Directed by Sam Boyd in his feature debut, Genie does not feel much like a Richard Curtis project. The acclaimed screenwriter is known for his mature and complex comedies, something completely missing in this film. The original version of Bernard and the Genie was far darker and involved murdered police officers and adultery, concepts devoid from this PG-rated bore. Denee Benton, who is excellent in HBO’s The Gilded Age, is stuck in a stereotypical role as a wife who loves her husband and yet constantly talks about pulling further away. It feels strange how this film is structured as the humor is broad and silly, whereas the drama desperately wants emotional resonance, but neither really clicks the way it should. The movie is at once not enough of a Christmas movie to warrant the holiday theme nor is it funny enough to really be a general comedy.

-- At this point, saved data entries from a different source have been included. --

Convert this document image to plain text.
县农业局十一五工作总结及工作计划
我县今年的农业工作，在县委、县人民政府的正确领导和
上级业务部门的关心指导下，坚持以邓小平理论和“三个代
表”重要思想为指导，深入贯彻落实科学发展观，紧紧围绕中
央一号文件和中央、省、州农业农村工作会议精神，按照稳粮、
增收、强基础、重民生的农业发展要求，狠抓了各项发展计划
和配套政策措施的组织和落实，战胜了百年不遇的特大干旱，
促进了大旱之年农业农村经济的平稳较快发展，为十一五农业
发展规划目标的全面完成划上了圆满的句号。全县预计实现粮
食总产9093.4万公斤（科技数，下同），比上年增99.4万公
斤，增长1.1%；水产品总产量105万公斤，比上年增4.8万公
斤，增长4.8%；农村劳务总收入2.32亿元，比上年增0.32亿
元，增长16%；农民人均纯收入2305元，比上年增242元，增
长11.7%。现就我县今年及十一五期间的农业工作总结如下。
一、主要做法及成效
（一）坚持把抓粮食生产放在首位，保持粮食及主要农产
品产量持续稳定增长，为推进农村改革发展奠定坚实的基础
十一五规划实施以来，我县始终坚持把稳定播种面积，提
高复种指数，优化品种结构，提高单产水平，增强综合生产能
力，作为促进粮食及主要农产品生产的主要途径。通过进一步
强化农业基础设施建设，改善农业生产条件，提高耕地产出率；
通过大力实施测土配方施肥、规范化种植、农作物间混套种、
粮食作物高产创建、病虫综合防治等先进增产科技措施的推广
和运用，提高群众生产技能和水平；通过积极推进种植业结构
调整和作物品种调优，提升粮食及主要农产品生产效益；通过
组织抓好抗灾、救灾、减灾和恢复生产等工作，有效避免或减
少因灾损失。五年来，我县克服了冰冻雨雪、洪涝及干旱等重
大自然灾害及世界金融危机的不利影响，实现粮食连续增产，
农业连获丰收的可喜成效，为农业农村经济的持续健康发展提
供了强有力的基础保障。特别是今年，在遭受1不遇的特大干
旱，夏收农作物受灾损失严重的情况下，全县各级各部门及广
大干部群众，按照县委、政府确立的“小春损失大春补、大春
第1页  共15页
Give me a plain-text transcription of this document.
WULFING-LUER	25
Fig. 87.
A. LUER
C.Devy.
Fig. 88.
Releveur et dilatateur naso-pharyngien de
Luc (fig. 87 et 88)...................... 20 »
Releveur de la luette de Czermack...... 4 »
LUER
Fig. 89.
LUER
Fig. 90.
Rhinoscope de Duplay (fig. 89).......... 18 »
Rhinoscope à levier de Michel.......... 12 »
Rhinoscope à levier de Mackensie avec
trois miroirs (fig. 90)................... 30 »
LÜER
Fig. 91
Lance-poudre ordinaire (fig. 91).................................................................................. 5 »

In the annals of Christmas movies, Genie barely registers. Despite an aim to be for all ages, there is not enough in this movie to entertain younger audiences and the rest of the humor rests on Melissa McCarthy’s trademark schtick. Once that wears thin, Genie does not amount to much more than a redemption story for a decent man who is just chronically late. That is far from a worthwhile enough tale to tell. The special effects here are also so poorly conceived, including an atrocious flying carpet segment, that there is no real reason to check this movie out. While Curtis’ original 1991 film was a commentary on the commercialization of Christmas, this Genie does not have anything to say other than to make sure you are not late for important moments in your life. And don’t eat hand sanitizer.